Но методы Руна оказались более изощренными и, пожалуй, более эффективными. Выбрав наугад одного из боевиков, он предъявлял ему обвинение в том, что раньше вовсе не считалось преступлением и уже на следующий день могло снова рассматриваться как вполне правомерное действие. Например, кто-то из боевиков погорячился и убил соперника в борьбе за самку — вообще-то, во время правления Руна такие поступки не вызывали осуждения: чем больше убийств, тем лучше! И вдруг, как гром среди ясного неба, обвинение: мол, он напал на друга и соплеменника, стремясь подорвать устои и мощь Данктона. Дальнейшую его судьбу Рун предоставлял решать боевикам, которые вечно терлись вокруг него, всячески стараясь снискать благосклонность, и на которых он вполне мог положиться. А те приходили в восторг при мысли, что жертвой оказался кто-то другой, и всячески изощрялись, стараясь выбрать наиболее мучительное наказание. Искалечить его и бросить в лесу, чтобы его прикончили совы? Разбить ему голову — и пусть себе медленно умирает на глазах у всех жителей Бэрроу-Вэйла? Вне зависимости от принятого ими решения Рун всякий раз с удовольствием наблюдал за ходом казни, а когда он наконец удалялся прочь, все видели, что его когти измазаны в крови, и слышали его мерзкий хохот, заглушавший смех остальных палачей.
Наряду с этим он приучил боевиков шпионить друг за другом и за другими кротами и доносить ему обо всех их проступках. Тех, кого удавалось уличить в какой-либо провинности, ожидало зверское наказание, и этот период в истории Данктона стал одним из самых прискорбных. Жестокости и садистской изощренности боевиков не было предела, и список имен тех, кто подвергся пыткам изуверов, был ослеплен, чудовищно изувечен или съеден своими же сородичами, бесконечно долог.
К началу марта Рун уже полностью подчинил себе всех боевиков и всю систему за исключением Болотного Края. Он решил до поры до времени не соваться туда, опасаясь, как бы разразившаяся среди его жителей эпидемия, слухи о которой упорно распространял Меккинс, стремившийся любыми способами воспрепятствовать вторжению Руна в Болотный Край, не перекинулась на основную часть системы. Но если кому-то из болотных кротов случалось ненароком заблудиться и угодить в лапы боевиков, Рун позволял им вдоволь поизмываться над бедолагой, прежде чем наконец добить его.
С наступлением марта и началом брачного сезона разгул насилия слегка приутих. По всей системе разгуливали шайки задиристых дюжих вестсайдцев, из числа которых в основном и вышли в свое время боевики. Заслышав их шаги, самки замирали в страхе, а самцы из Истсайда и Бэрроу-Вэйла поспешно прятались, не желая вступать в борьбу, исход которой предрешен заранее.

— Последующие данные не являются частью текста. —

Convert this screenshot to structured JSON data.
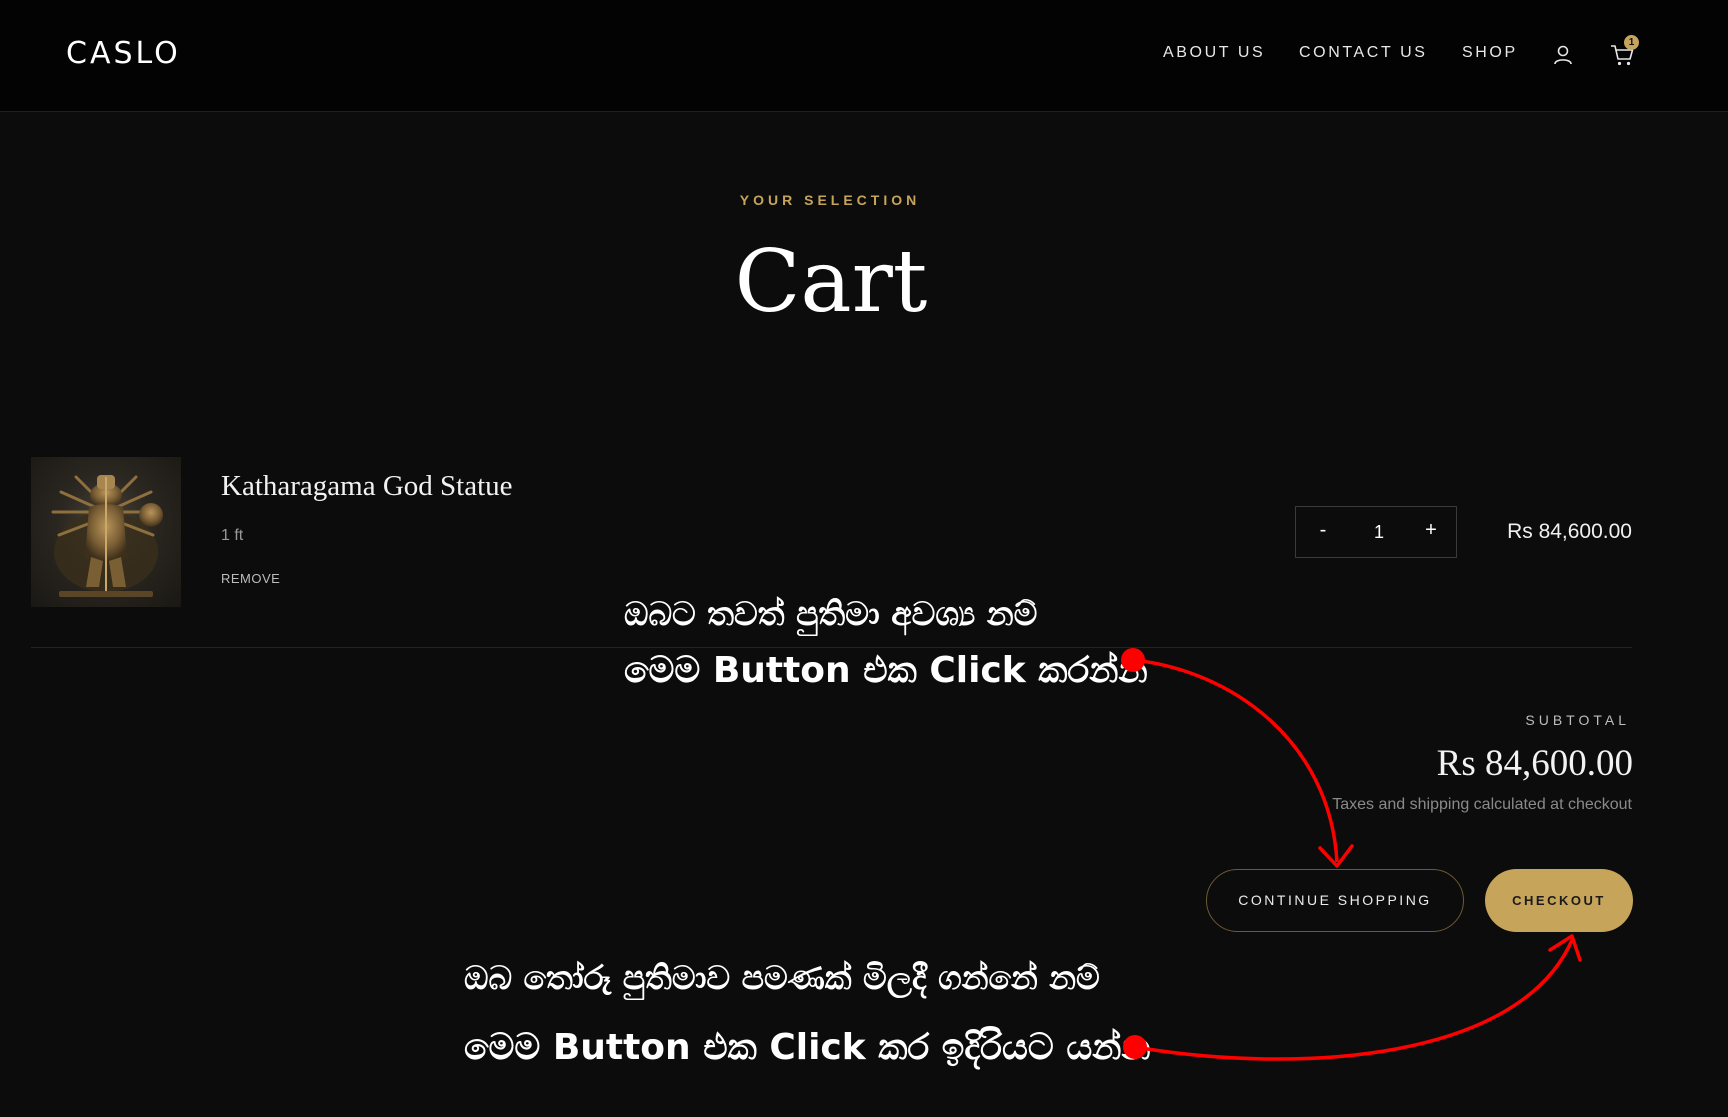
{
  "header": {
    "logo": "CASLO",
    "nav": [
      {
        "label": "ABOUT US"
      },
      {
        "label": "CONTACT US"
      },
      {
        "label": "SHOP"
      }
    ],
    "account_icon": "user-icon",
    "cart_icon": "cart-icon",
    "cart_count": "1"
  },
  "page": {
    "eyebrow": "YOUR SELECTION",
    "title": "Cart"
  },
  "cart": {
    "items": [
      {
        "name": "Katharagama God Statue",
        "variant": "1 ft",
        "remove_label": "REMOVE",
        "qty_minus": "-",
        "qty_value": "1",
        "qty_plus": "+",
        "price": "Rs 84,600.00"
      }
    ],
    "subtotal_label": "SUBTOTAL",
    "subtotal_value": "Rs 84,600.00",
    "tax_note": "Taxes and shipping calculated at checkout",
    "continue_label": "CONTINUE SHOPPING",
    "checkout_label": "CHECKOUT"
  },
  "annotations": {
    "continue_line1": "ඔබට තවත් පුතිමා අවශ්‍ය නම්",
    "continue_line2": "මෙම Button එක Click කරන්න",
    "checkout_line1": "ඔබ තෝරූ පුතිමාව පමණක් මිලදී ගන්නේ නම්",
    "checkout_line2": "මෙම Button එක Click කර ඉදිරියට යන්න",
    "color": "#ff0000"
  },
  "colors": {
    "background": "#0c0c0c",
    "header": "#030303",
    "accent": "#c6a45a"
  }
}
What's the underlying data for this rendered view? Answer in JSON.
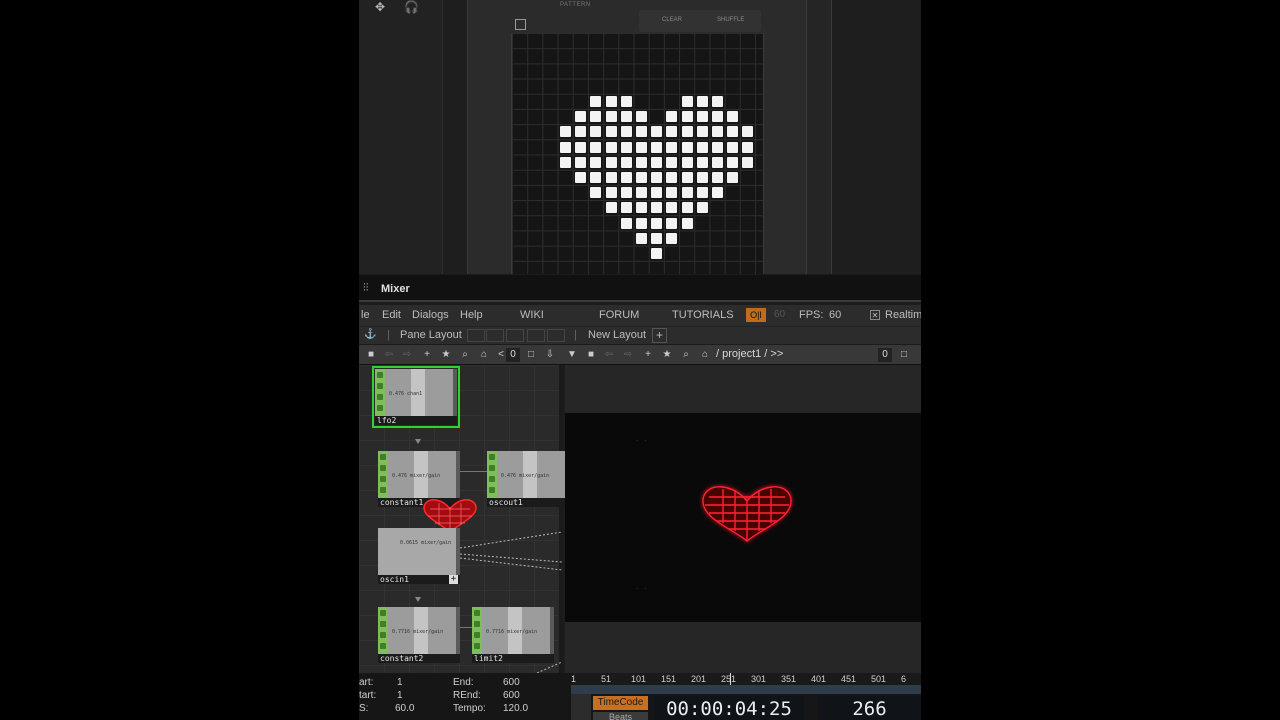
{
  "top_toolbar": {
    "move_icon": "move-icon",
    "headphones_icon": "headphones-icon"
  },
  "device": {
    "tabs": [
      "PATTERN"
    ],
    "buttons": [
      "CLEAR",
      "SHUFFLE"
    ],
    "heart_rows": [
      "..XXX...XXX..",
      ".XXXXX.XXXXX.",
      "XXXXXXXXXXXXX",
      "XXXXXXXXXXXXX",
      "XXXXXXXXXXXXX",
      ".XXXXXXXXXXX.",
      "..XXXXXXXXX..",
      "...XXXXXXX...",
      "....XXXXX....",
      ".....XXX.....",
      "......X......"
    ]
  },
  "mixer": {
    "title": "Mixer"
  },
  "menu": {
    "items": [
      "le",
      "Edit",
      "Dialogs",
      "Help"
    ],
    "links": [
      "WIKI",
      "FORUM",
      "TUTORIALS"
    ],
    "oi_badge": "O|I",
    "fps_dim": "60",
    "fps_label": "FPS:",
    "fps_value": "60",
    "realtime_label": "Realtim"
  },
  "pane": {
    "pane_layout": "Pane Layout",
    "new_layout": "New Layout",
    "plus": "+"
  },
  "path": {
    "left_index": "0",
    "text": "/ project1 / >>",
    "right_index": "0"
  },
  "network": {
    "nodes": [
      {
        "name": "lfo2",
        "value": "0.476 chan1"
      },
      {
        "name": "constant1",
        "value": "0.476 mixer/gain"
      },
      {
        "name": "oscout1",
        "value": "0.476 mixer/gain"
      },
      {
        "name": "oscin1",
        "value": "0.0615 mixer/gain"
      },
      {
        "name": "constant2",
        "value": "0.7716 mixer/gain"
      },
      {
        "name": "limit2",
        "value": "0.7716 mixer/gain"
      }
    ],
    "plus": "+"
  },
  "timeline": {
    "start_label": "art:",
    "start_value": "1",
    "rstart_label": "tart:",
    "rstart_value": "1",
    "fps_label": "S:",
    "fps_value": "60.0",
    "end_label": "End:",
    "end_value": "600",
    "rend_label": "REnd:",
    "rend_value": "600",
    "tempo_label": "Tempo:",
    "tempo_value": "120.0",
    "ticks": [
      "1",
      "51",
      "101",
      "151",
      "201",
      "251",
      "301",
      "351",
      "401",
      "451",
      "501",
      "6"
    ],
    "timecode_label": "TimeCode",
    "beats_label": "Beats",
    "timecode": "00:00:04:25",
    "frame": "266"
  },
  "colors": {
    "accent_orange": "#c96f22",
    "node_green": "#7fbf5a",
    "selection_green": "#31d131",
    "heart_red": "#e01020"
  }
}
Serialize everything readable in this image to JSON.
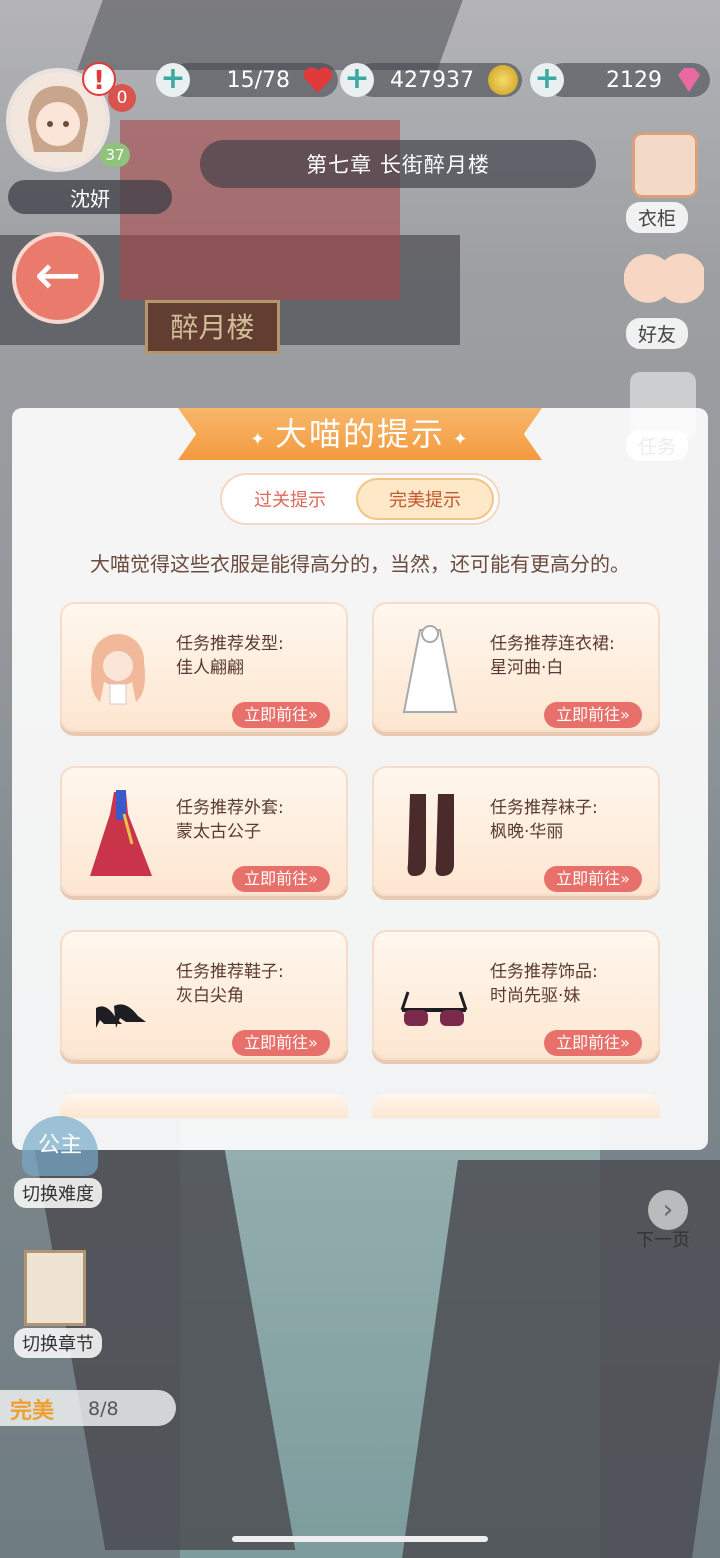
{
  "player": {
    "name": "沈妍",
    "level": "37",
    "alert": "!",
    "notify_count": "0"
  },
  "resources": [
    {
      "icon": "heart-icon",
      "value": "15/78",
      "color": "#e03a3a"
    },
    {
      "icon": "coin-icon",
      "value": "427937",
      "color": "#d8b433"
    },
    {
      "icon": "diamond-icon",
      "value": "2129",
      "color": "#e86aa0"
    }
  ],
  "chapter_title": "第七章 长街醉月楼",
  "sign_text": "醉月楼",
  "side_menu": [
    {
      "label": "衣柜",
      "icon": "wardrobe-icon"
    },
    {
      "label": "好友",
      "icon": "friends-icon"
    },
    {
      "label": "任务",
      "icon": "task-icon"
    }
  ],
  "modal": {
    "title": "大喵的提示",
    "tabs": [
      {
        "label": "过关提示",
        "active": false
      },
      {
        "label": "完美提示",
        "active": true
      }
    ],
    "hint": "大喵觉得这些衣服是能得高分的，当然，还可能有更高分的。",
    "go_label": "立即前往»",
    "cards": [
      {
        "category": "任务推荐发型:",
        "item": "佳人翩翩",
        "icon": "hairstyle-icon"
      },
      {
        "category": "任务推荐连衣裙:",
        "item": "星河曲·白",
        "icon": "dress-icon"
      },
      {
        "category": "任务推荐外套:",
        "item": "蒙太古公子",
        "icon": "coat-icon"
      },
      {
        "category": "任务推荐袜子:",
        "item": "枫晚·华丽",
        "icon": "socks-icon"
      },
      {
        "category": "任务推荐鞋子:",
        "item": "灰白尖角",
        "icon": "shoes-icon"
      },
      {
        "category": "任务推荐饰品:",
        "item": "时尚先驱·妹",
        "icon": "sunglasses-icon"
      }
    ]
  },
  "bottom": {
    "difficulty_badge": "公主",
    "difficulty_label": "切换难度",
    "chapter_label": "切换章节",
    "next_label": "下一页",
    "perfect_label": "完美",
    "perfect_count": "8/8"
  }
}
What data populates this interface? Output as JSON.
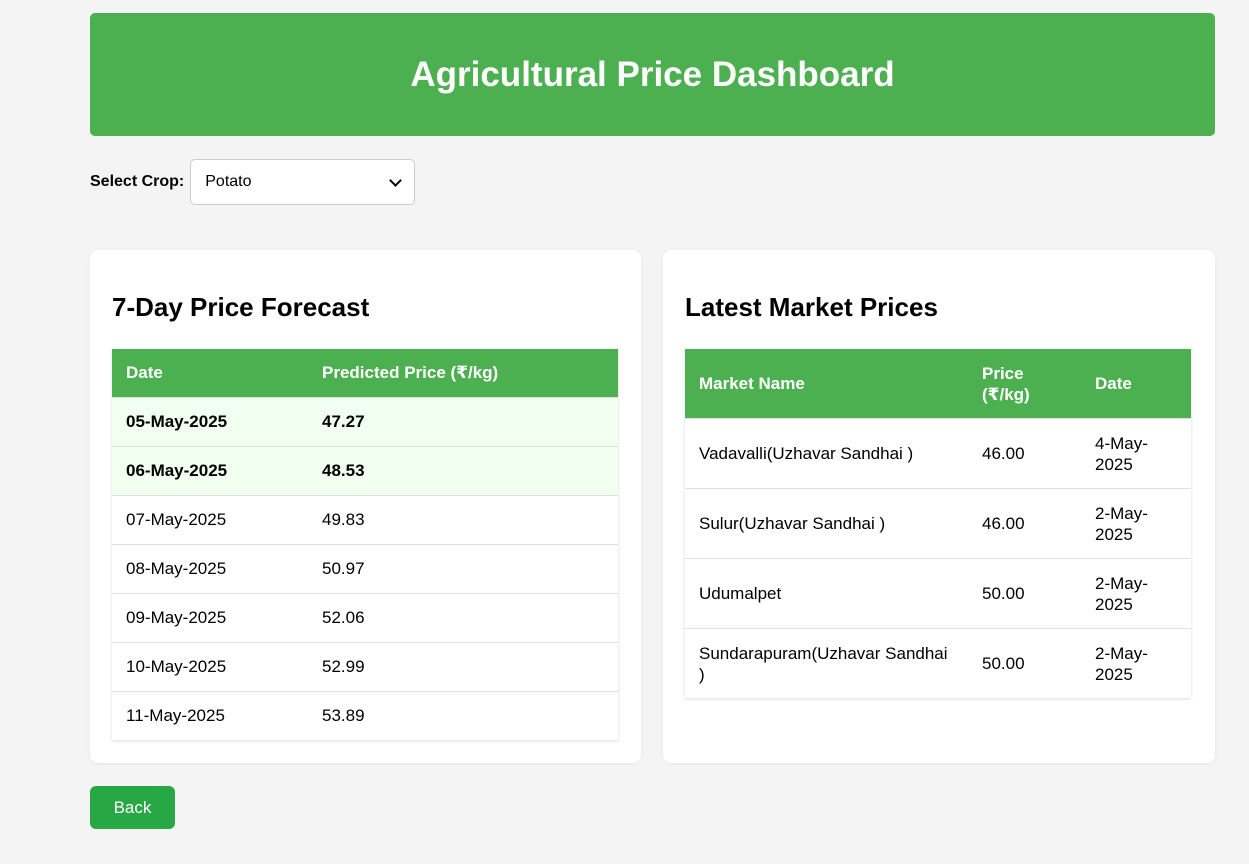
{
  "header": {
    "title": "Agricultural Price Dashboard"
  },
  "crop_selector": {
    "label": "Select Crop:",
    "selected": "Potato"
  },
  "forecast": {
    "title": "7-Day Price Forecast",
    "columns": [
      "Date",
      "Predicted Price (₹/kg)"
    ],
    "rows": [
      {
        "date": "05-May-2025",
        "price": "47.27",
        "highlight": true
      },
      {
        "date": "06-May-2025",
        "price": "48.53",
        "highlight": true
      },
      {
        "date": "07-May-2025",
        "price": "49.83",
        "highlight": false
      },
      {
        "date": "08-May-2025",
        "price": "50.97",
        "highlight": false
      },
      {
        "date": "09-May-2025",
        "price": "52.06",
        "highlight": false
      },
      {
        "date": "10-May-2025",
        "price": "52.99",
        "highlight": false
      },
      {
        "date": "11-May-2025",
        "price": "53.89",
        "highlight": false
      }
    ]
  },
  "market": {
    "title": "Latest Market Prices",
    "columns": [
      "Market Name",
      "Price (₹/kg)",
      "Date"
    ],
    "rows": [
      {
        "name": "Vadavalli(Uzhavar Sandhai )",
        "price": "46.00",
        "date": "4-May-2025"
      },
      {
        "name": "Sulur(Uzhavar Sandhai )",
        "price": "46.00",
        "date": "2-May-2025"
      },
      {
        "name": "Udumalpet",
        "price": "50.00",
        "date": "2-May-2025"
      },
      {
        "name": "Sundarapuram(Uzhavar Sandhai )",
        "price": "50.00",
        "date": "2-May-2025"
      }
    ]
  },
  "actions": {
    "back_label": "Back"
  },
  "colors": {
    "accent": "#4caf50",
    "back_button": "#28a745",
    "highlight_row": "#f0fff0"
  }
}
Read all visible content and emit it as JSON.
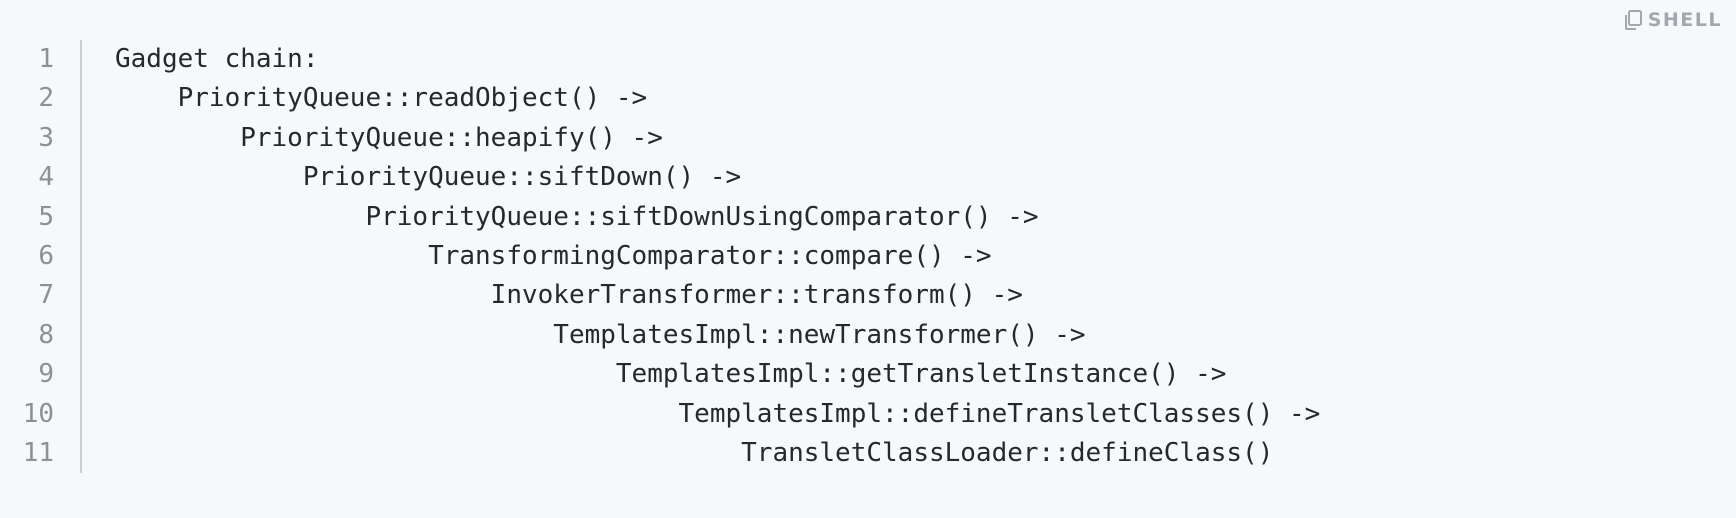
{
  "badge": {
    "label": "SHELL",
    "icon": "copy-icon"
  },
  "code": {
    "line_numbers": [
      "1",
      "2",
      "3",
      "4",
      "5",
      "6",
      "7",
      "8",
      "9",
      "10",
      "11"
    ],
    "lines": [
      "Gadget chain:",
      "    PriorityQueue::readObject() ->",
      "        PriorityQueue::heapify() ->",
      "            PriorityQueue::siftDown() ->",
      "                PriorityQueue::siftDownUsingComparator() ->",
      "                    TransformingComparator::compare() ->",
      "                        InvokerTransformer::transform() ->",
      "                            TemplatesImpl::newTransformer() ->",
      "                                TemplatesImpl::getTransletInstance() ->",
      "                                    TemplatesImpl::defineTransletClasses() ->",
      "                                        TransletClassLoader::defineClass()"
    ]
  },
  "colors": {
    "background": "#f6f8fa",
    "text": "#24292e",
    "line_number": "#8c9196",
    "badge": "#a3a8ae"
  }
}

Однако боевикам не всегда удавалось добиться своего. Одной из кротих, живших неподалеку от Болотного Края (ее звали Окслип — Примула), которой вовсе не понравился заявившийся на ее территорию боевик, удалось в силу врожденного хитроумия убить его, а также в пылу праведного негодования ранить другого боевика, бродившего неподалеку.
Когда раненый боевик доложил Руну о происшедшем, тот заявил, что подобное малодушие — позор для всех боевиков, и приказал убить его, а затем послал за самкой. Но боевики вернулись ни с чем, поскольку Окслип убежала на север, в Болотный Край, и Меккинс, оценивший по достоинству отвагу самки, сумевшей отбиться и ускользнуть от боевиков, принял ее как свою.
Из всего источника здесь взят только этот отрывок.